Gabriel's mother refused to die until she saw the last of her children saved. Sometimes, Deborah would sit with Gabriel's mother, and she and his mother would watch in silence as Gabriel got ready to go out drinking. He felt guilty about what he was doing, but did it nonetheless.
Coming home from a night spent with a woman from out of town and having drunk too much whiskey, Gabriel felt that all the world stood still to look at his sins and see him cast away from God. He fell against a nearby tree, calling for mercy, but felt that he had sinned for too long and that God had turned away from him. Suddenly, he heard his mother singing for him. He praised God, turned from sin, and felt himself reborn.
Gabriel began to preach, and Deborah began to look after him following his mother's death. She cooked his meals, did his laundry, and encouraged him with her praise of his sermons. Deborah had no husband nor even any suitors. The memory of her rape was a barrier between her and the community. She was perfectly suited to take care of the sick and dying, but no respectable man would dream of making her his wife. Still, she was a pillar of strength for Gabriel by helping him through his new life and vocation as minister.
Gabriel was asked that summer to preach at the Twenty-Four Elders Revival Meeting. There he would preach with distinguished ministers. Gabriel was honored and nervous about his performance, and he and Deborah prayed and fasted before he was to speak. On the appointed night, Gabriel and Deborah went together to the revival, and Gabriel asked Deborah to sit where he could see her.
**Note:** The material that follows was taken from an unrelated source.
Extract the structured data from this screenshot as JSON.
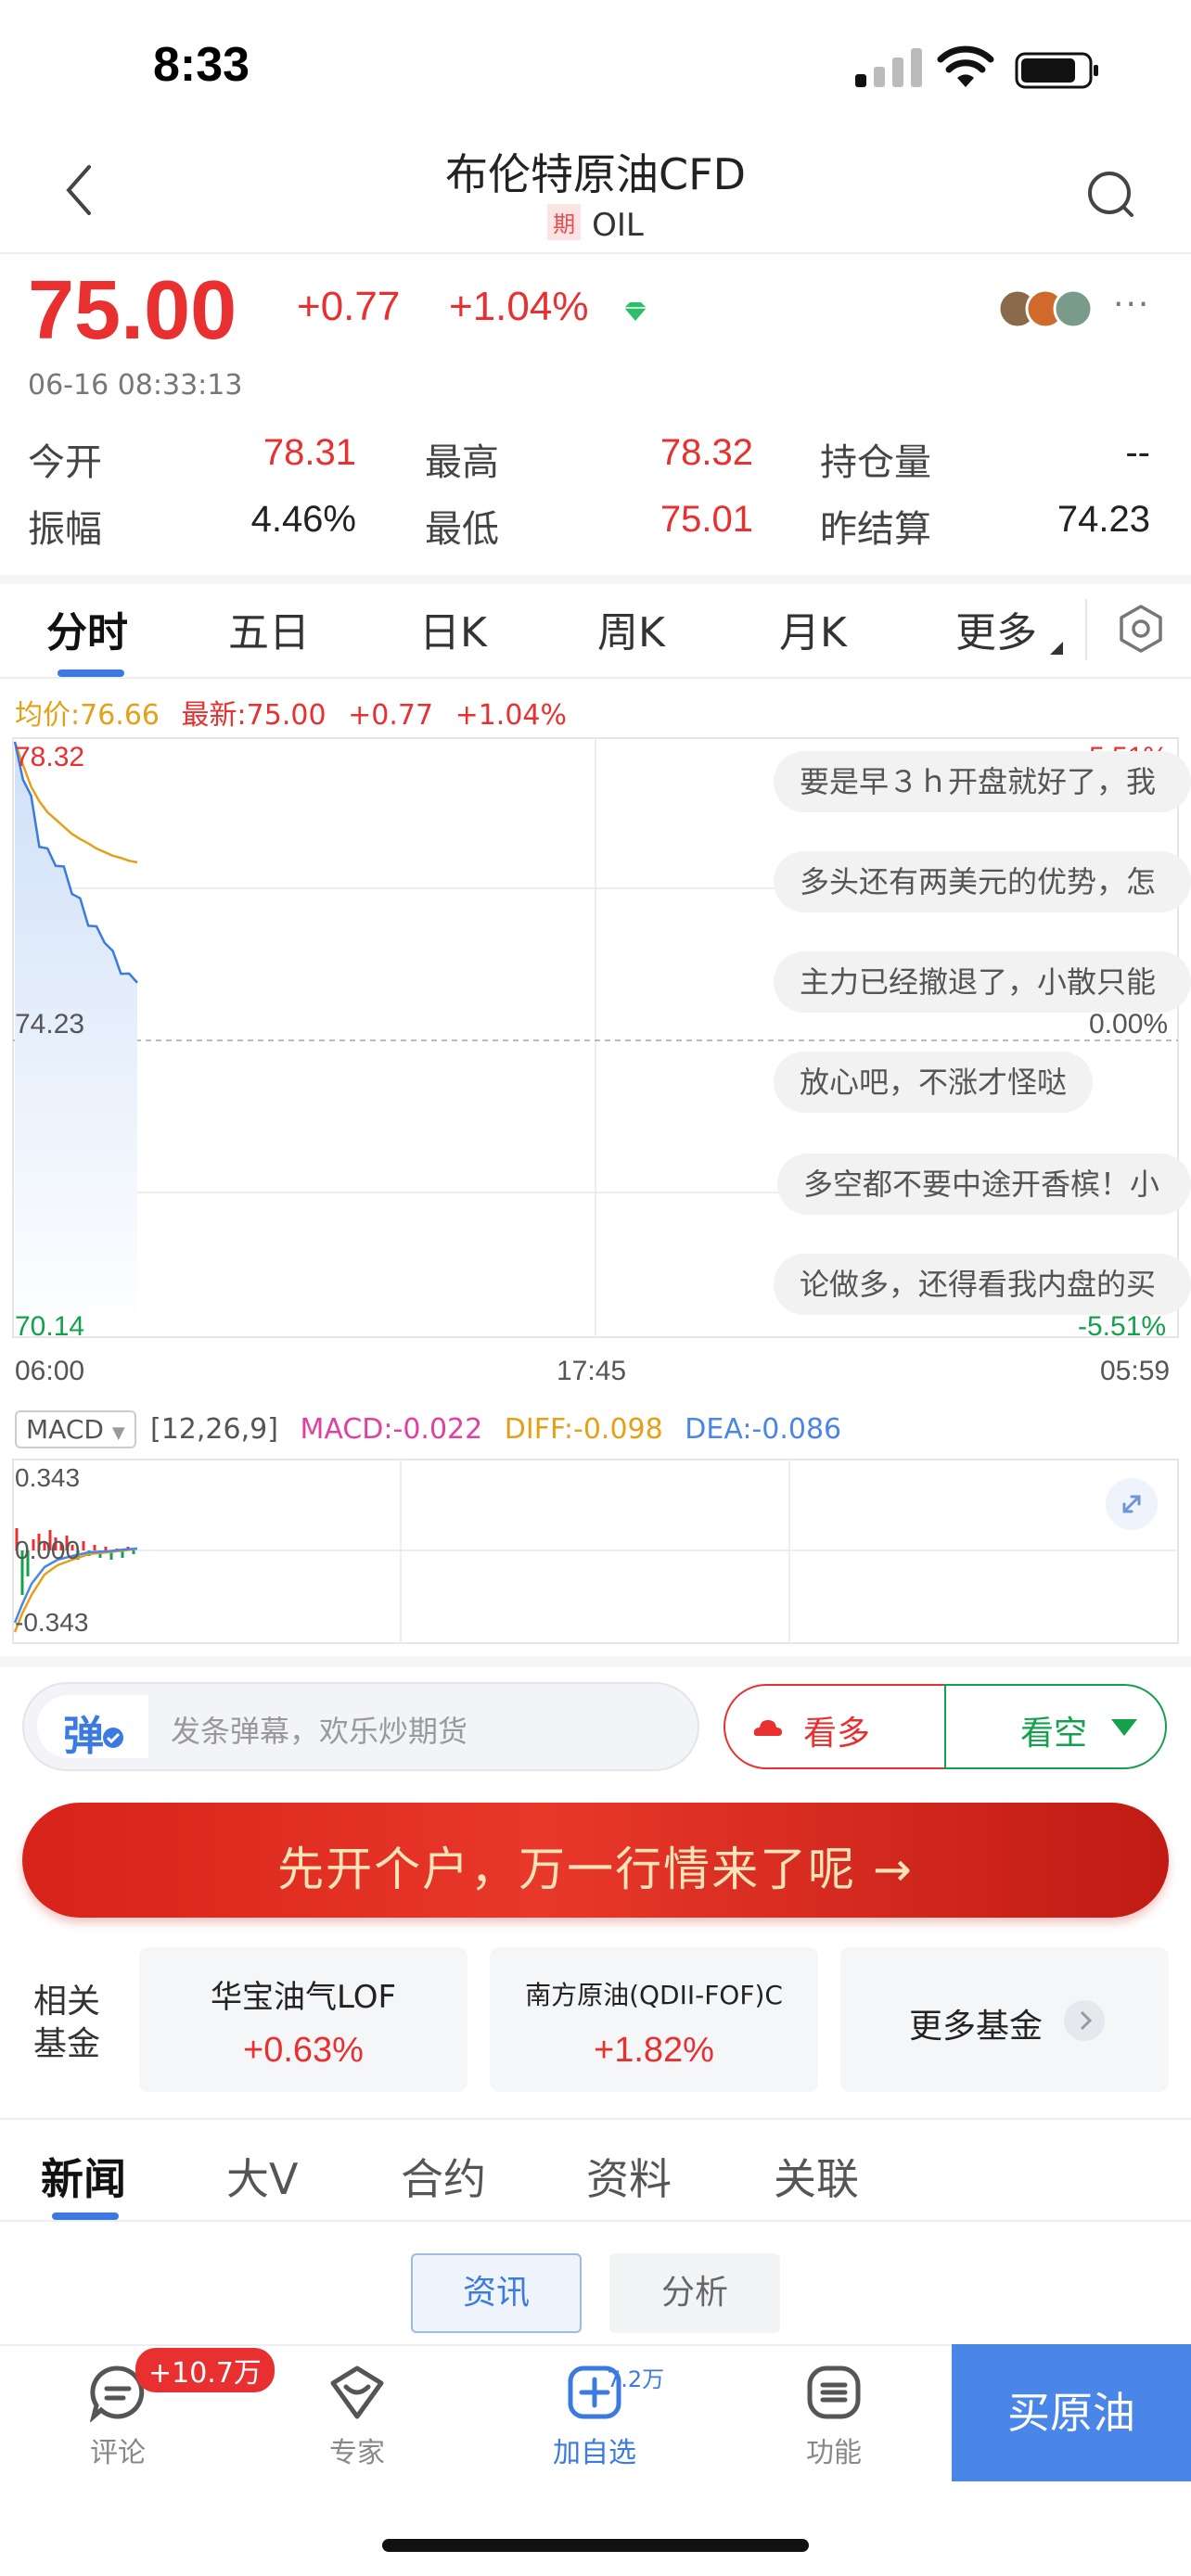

He mounted the pulpit, asked Deborah to read a passage from the Bible for him, and then began his sermon — a lecture on sin and salvation and the mercy of Jesus. At the conclusion of Gabriel's sermon, a young man knelt on the altar weeping, seeking forgiveness. Gabriel felt that the Lord had spoken through him, and he saw that the elders approved of his sermon.
The Sunday of the great dinner came, and Gabriel was uncomfortable around these men of faith. He found them too worldly and too well fed. He discovered that they all had a repertoire of sermons that no longer really came from their hearts and so felt that they were not giving God his full due. Deborah served the ministers that night, and after her departure from the room, one of the elders joked about her rape. Enraged, Gabriel rebuked the ministers for their laughter. Gabriel believed that the others were shamed by his purity, and he saw himself sitting by the right hand of God. Suddenly, he questioned God's plan concerning his relationship with Deborah. Perhaps it was God's will that the two of them should wed. Because Deborah helped him to stand as a man, now he could erase her shame and raise her to a place of honor as a woman. No longer would she be the girl who was raped, the girl looked at with a mixture of lust and repugnance; instead, she would be the esteemed wife of Reverend Grimes. Through her, Gabriel thought, he would sire his line of holy children. He decided to pray and to ask the Lord's will.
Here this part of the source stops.